Savings bonds are loans American citizens make to the U.S. government. Savings bonds can only be viewed as a way to save money, not necessarily a way to earn much interest.

Two Types of U.S. Savings Bonds

There are two types of savings bonds: Series EE U.S. Savings Bonds (or Series EE Bonds) and Series I Savings Bonds. Both types of bonds are low-risk investments that pay interest for up to 30 years. 

 The U.S. Treasury stopped issuing paper savings bonds – you merely register to buy the securities at the website, www.treasurydirect.gov. Like any other investment, a minor will need a parent or guardian to open up a custodial account in their name.

 

Series EE Bonds

You are promised a specific fixed interest rate over 30 years with Series EE Bonds. The U.S. Treasury announces the interest rates for new Series EE Bonds each year on May 1 and November 1.

At the time of this writing, the interest rate you would earn on a Series EE Bond is a measly 0.10% per year.

You have to invest at least $25 in a Series EE Bond, but you cannot invest more than $10,000 each calendar year. You can only cash in the bond after one year or more. However, if you cash in the bond before five years, you will lose some interest. When you cash in the bond, or it matures, you will receive the accumulated interest minus penalties for early redemptions, if any.

 Series I Savings Bonds

The Series I Savings Bonds are similar to the Series EE Bonds with one crucial distinction: the Series I Bond interest rate is adjusted periodically based on the inflation rate. Specifically, the interest rate is based on a formula, which adds a fixed interest rate, and a rate related to the CPI-U inflation rate. At the time of this writing, the annual interest rate you would earn in the I Savings Bonds is 1.06%.

Certificate of Deposits (CDs)

Checking, savings, or money market deposit accounts are great places to keep money you may need within days. But if you don't need all your money right away, you may want to put some of it into a Certificate of Deposit (CD).

 Here are a couple of important things you need to know about a CD:

  • It offers a guaranteed interest rate for a period of time. CDs usually offer a guaranteed rate of interest for a specified time period, such as six months or one year. Once you choose the term, the bank will generally require that you keep your money in the account until the term ends (for example, until maturity).

  • It offers higher rates than other bank deposits. Because you agree to leave your funds in the account for a specified period of time, the institution will generally pay you a higher rate of interest than it would for a savings, checking, or money market deposit account.

Interest Rate of CDs

The interest rates you will get for investing in a CD will increase depending on the investment term. For example, at the time of this writing, online bank Ally Bank offers the following CD rates for different terms: 3-month CD at 0.50%; 6-month CD at 0.75% annual rate; 1-year CD at 1.75% annual rate; and 5-year CD at 2.75% annual rate.
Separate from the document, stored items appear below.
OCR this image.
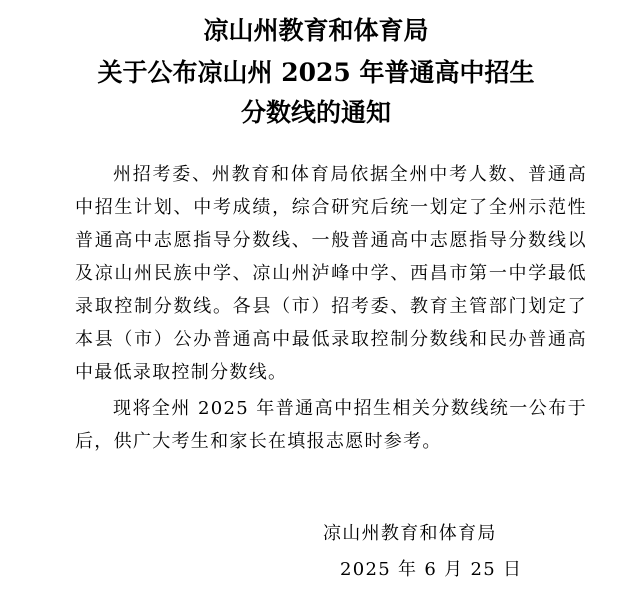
凉山州教育和体育局
关于公布凉山州 2025 年普通高中招生
分数线的通知
州招考委、州教育和体育局依据全州中考人数、普通高中招生计划、中考成绩，综合研究后统一划定了全州示范性普通高中志愿指导分数线、一般普通高中志愿指导分数线以及凉山州民族中学、凉山州泸峰中学、西昌市第一中学最低录取控制分数线。各县（市）招考委、教育主管部门划定了本县（市）公办普通高中最低录取控制分数线和民办普通高中最低录取控制分数线。
现将全州 2025 年普通高中招生相关分数线统一公布于后，供广大考生和家长在填报志愿时参考。
凉山州教育和体育局
2025 年 6 月 25 日
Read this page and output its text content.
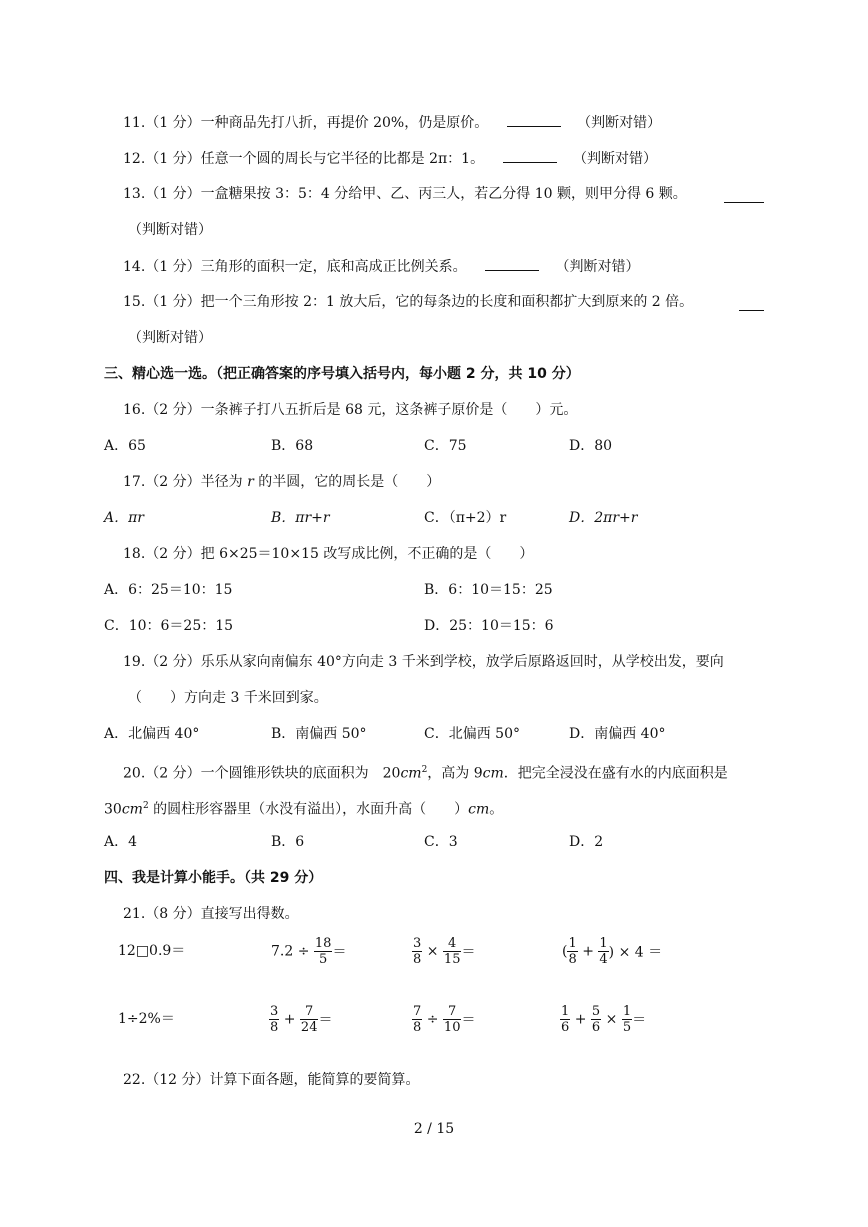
11.（1 分）一种商品先打八折，再提价 20%，仍是原价。	（判断对错）
12.（1 分）任意一个圆的周长与它半径的比都是 2π：1。	（判断对错）
13.（1 分）一盒糖果按 3：5：4 分给甲、乙、丙三人，若乙分得 10 颗，则甲分得 6 颗。
（判断对错）
14.（1 分）三角形的面积一定，底和高成正比例关系。	（判断对错）
15.（1 分）把一个三角形按 2：1 放大后，它的每条边的长度和面积都扩大到原来的 2 倍。
（判断对错）
三、精心选一选。（把正确答案的序号填入括号内，每小题 2 分，共 10 分）
16.（2 分）一条裤子打八五折后是 68 元，这条裤子原价是（　　）元。
A．65	B．68	C．75	D．80
17.（2 分）半径为 r 的半圆，它的周长是（　　）
A．πr	B．πr+r	C．（π+2）r	D．2πr+r
18.（2 分）把 6×25＝10×15 改写成比例，不正确的是（　　）
A．6：25＝10：15	B．6：10＝15：25
C．10：6＝25：15	D．25：10＝15：6
19.（2 分）乐乐从家向南偏东 40°方向走 3 千米到学校，放学后原路返回时，从学校出发，要向
（　　）方向走 3 千米回到家。
A．北偏西 40°	B．南偏西 50°	C．北偏西 50°	D．南偏西 40°
20.（2 分）一个圆锥形铁块的底面积为　$20cm^2$，高为 9cm．把完全浸没在盛有水的内底面积是
$30cm^2$ 的圆柱形容器里（水没有溢出），水面升高（　　）cm。
A．4	B．6	C．3	D．2
四、我是计算小能手。（共 29 分）
21.（8 分）直接写出得数。
12□0.9＝	$7.2 \div \frac{18}{5}$ ＝	$\frac{3}{8} \times \frac{4}{15}$ ＝	( $\frac{1}{8} + \frac{1}{4}$ ) × 4 ＝
1÷2%＝	$\frac{3}{8} + \frac{7}{24}$ ＝	$\frac{7}{8} \div \frac{7}{10}$ ＝	$\frac{1}{6} + \frac{5}{6} \times \frac{1}{5}$ ＝
22.（12 分）计算下面各题，能简算的要简算。
2 / 15
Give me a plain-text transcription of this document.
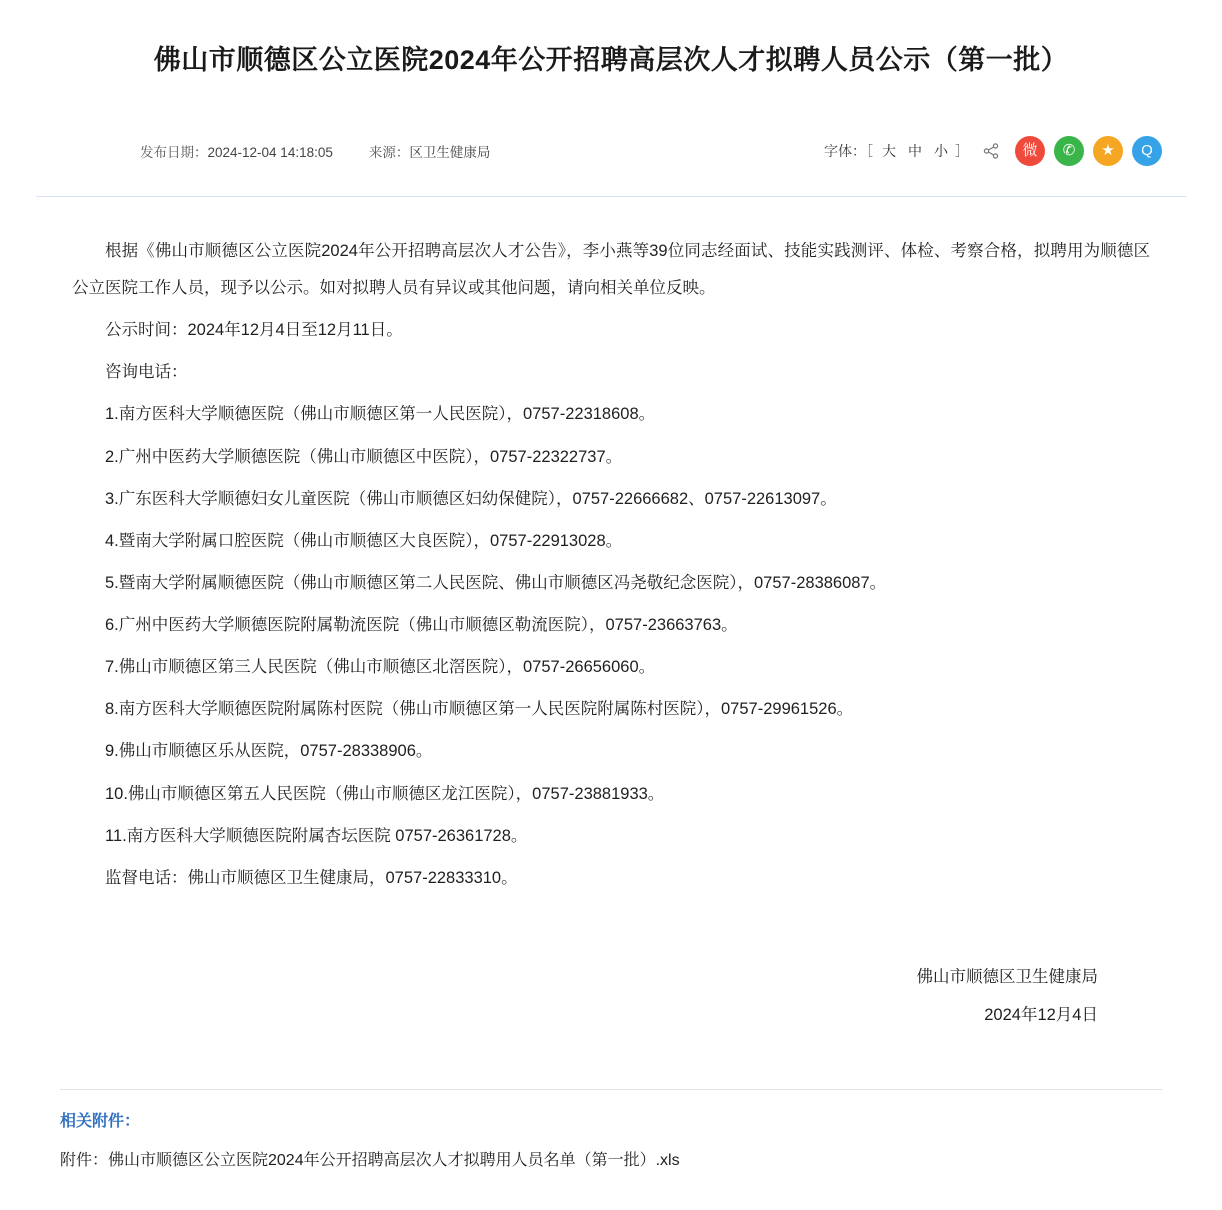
佛山市顺德区公立医院2024年公开招聘高层次人才拟聘人员公示（第一批）
发布日期：2024-12-04 14:18:05	来源：区卫生健康局	字体：［ 大 中 小 ］	微	✆	★	Q

根据《佛山市顺德区公立医院2024年公开招聘高层次人才公告》，李小燕等39位同志经面试、技能实践测评、体检、考察合格，拟聘用为顺德区公立医院工作人员，现予以公示。如对拟聘人员有异议或其他问题，请向相关单位反映。

公示时间：2024年12月4日至12月11日。

咨询电话：

1.南方医科大学顺德医院（佛山市顺德区第一人民医院），0757-22318608。

2.广州中医药大学顺德医院（佛山市顺德区中医院），0757-22322737。

3.广东医科大学顺德妇女儿童医院（佛山市顺德区妇幼保健院），0757-22666682、0757-22613097。

4.暨南大学附属口腔医院（佛山市顺德区大良医院），0757-22913028。

5.暨南大学附属顺德医院（佛山市顺德区第二人民医院、佛山市顺德区冯尧敬纪念医院），0757-28386087。

6.广州中医药大学顺德医院附属勒流医院（佛山市顺德区勒流医院），0757-23663763。

7.佛山市顺德区第三人民医院（佛山市顺德区北滘医院），0757-26656060。

8.南方医科大学顺德医院附属陈村医院（佛山市顺德区第一人民医院附属陈村医院），0757-29961526。

9.佛山市顺德区乐从医院，0757-28338906。

10.佛山市顺德区第五人民医院（佛山市顺德区龙江医院），0757-23881933。

11.南方医科大学顺德医院附属杏坛医院 0757-26361728。

监督电话：佛山市顺德区卫生健康局，0757-22833310。

佛山市顺德区卫生健康局
2024年12月4日
相关附件：
附件：佛山市顺德区公立医院2024年公开招聘高层次人才拟聘用人员名单（第一批）.xls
Granted, these rates are pretty low, but that is because we are currently living in a relatively low-interest rate environment even though interest rates are starting to climb because of inflation. By contrast, the 3-month CD rate in December of 1980 (when inflation was shockingly high) was about 18.7%.

The highest CD rates can be found at online banks and credit unions. When you shop for CD rates, make sure that the bank does not have a minimum required deposit or any fees.

At the very least, a CD will force you to put money away, which you can’t withdraw on a whim.